Durante mucho tiempo el mensaje de la élite empresarial y económica, así como una parte significativa de la clase política respecto los trabajadores chilenos, es que estos eran caros, flojos e ignorantes y que lo que vamos a hacer es sustituirlos con tecnología e inmigración (dicho y hecho). Esto se escuchaba todo el tiempo, sin anestesia. El mensaje no era cómo vamos a reformar radicalmente el sistema educativo, técnico y de capacitación para que ellos formen parte del proceso de modernización que llevará a Chile al desarrollo; el mensaje no era cómo vamos a reformar el Estado para convertirlo en un habilitador de productividad, innovación, crecimiento y equidad; no, el mensaje era que para lograr todo eso teníamos que deshacernos de ellos, deshacernos de la “grasa”. ¿Cuánto habrá contribuido esta actitud a las rabias del estallido social? Yo sospecho que algo. Nunca lo sabremos.

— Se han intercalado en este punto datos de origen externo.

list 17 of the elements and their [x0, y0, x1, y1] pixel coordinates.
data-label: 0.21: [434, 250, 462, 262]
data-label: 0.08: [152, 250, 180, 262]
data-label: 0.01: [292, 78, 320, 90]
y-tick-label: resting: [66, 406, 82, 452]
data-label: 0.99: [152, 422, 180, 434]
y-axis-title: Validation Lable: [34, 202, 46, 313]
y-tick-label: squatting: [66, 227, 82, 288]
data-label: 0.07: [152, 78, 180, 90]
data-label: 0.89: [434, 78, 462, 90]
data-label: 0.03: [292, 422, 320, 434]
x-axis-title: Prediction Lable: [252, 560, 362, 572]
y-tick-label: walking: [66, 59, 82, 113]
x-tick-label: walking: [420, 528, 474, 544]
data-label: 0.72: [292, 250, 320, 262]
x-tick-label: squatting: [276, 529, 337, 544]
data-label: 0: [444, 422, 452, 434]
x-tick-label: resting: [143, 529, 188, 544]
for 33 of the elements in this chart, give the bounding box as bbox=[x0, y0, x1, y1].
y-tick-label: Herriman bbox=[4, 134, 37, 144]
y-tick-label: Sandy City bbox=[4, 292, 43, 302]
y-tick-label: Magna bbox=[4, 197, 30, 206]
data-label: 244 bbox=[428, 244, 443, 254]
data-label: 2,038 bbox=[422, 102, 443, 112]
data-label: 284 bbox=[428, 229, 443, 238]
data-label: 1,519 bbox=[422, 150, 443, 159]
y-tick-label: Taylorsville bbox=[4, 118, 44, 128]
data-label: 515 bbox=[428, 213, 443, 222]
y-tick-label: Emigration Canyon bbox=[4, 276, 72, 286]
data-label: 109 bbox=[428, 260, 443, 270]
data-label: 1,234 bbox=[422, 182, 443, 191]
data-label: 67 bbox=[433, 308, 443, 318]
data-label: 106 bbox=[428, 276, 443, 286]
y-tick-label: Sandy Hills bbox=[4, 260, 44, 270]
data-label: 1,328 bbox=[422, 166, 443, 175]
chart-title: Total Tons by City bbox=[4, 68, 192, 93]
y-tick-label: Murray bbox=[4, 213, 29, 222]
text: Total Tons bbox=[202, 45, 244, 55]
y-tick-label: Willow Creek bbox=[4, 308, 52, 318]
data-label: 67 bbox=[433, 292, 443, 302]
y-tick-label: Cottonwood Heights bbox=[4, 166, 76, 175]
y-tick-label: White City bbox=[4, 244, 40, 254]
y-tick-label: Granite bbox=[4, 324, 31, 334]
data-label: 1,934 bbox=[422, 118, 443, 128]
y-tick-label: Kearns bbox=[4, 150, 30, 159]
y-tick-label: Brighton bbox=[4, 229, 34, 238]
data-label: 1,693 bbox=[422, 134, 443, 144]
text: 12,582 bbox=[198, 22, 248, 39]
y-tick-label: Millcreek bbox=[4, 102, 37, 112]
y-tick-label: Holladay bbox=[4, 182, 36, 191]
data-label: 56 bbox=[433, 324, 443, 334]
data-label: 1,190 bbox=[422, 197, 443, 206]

Ahora, parece, quedó chico el término “grasa” y un grupo político, que prefiere ser más epidemiológico en su terminología, habla de “parásitos”. Maravilloso.

Es al revés.

Una estrategia de desarrollo requiere de una explicación de cómo vamos a incluir a la ciudadanía del país, no sobre cómo vamos a excluirla e insultarla. Y respecto de las deficiencias que tengan en competencias, conocimientos o incluso cultura laboral: cómo vamos a ayudar, a través de políticas públicas e incentivos institucionales a que todos juntos transitemos hacia la modernidad y el desarrollo. Necesitamos formular una estrategia de desarrollo creíble y comprensible como discutimos en la columna pasada; pero, además, necesitamos explicar lo que vamos a hacer para que todos participen de ella; para que todos sepan cuál es su “contribución”.

Por experiencia sé que algunos que leerán esto les irritará el contenido de esta columna. Permítanme recordarles que lo que estoy sugiriendo no es que imiten a Lenin, ni a Trotsky... no, lo que sugiero es que imiten a Lord Grantham.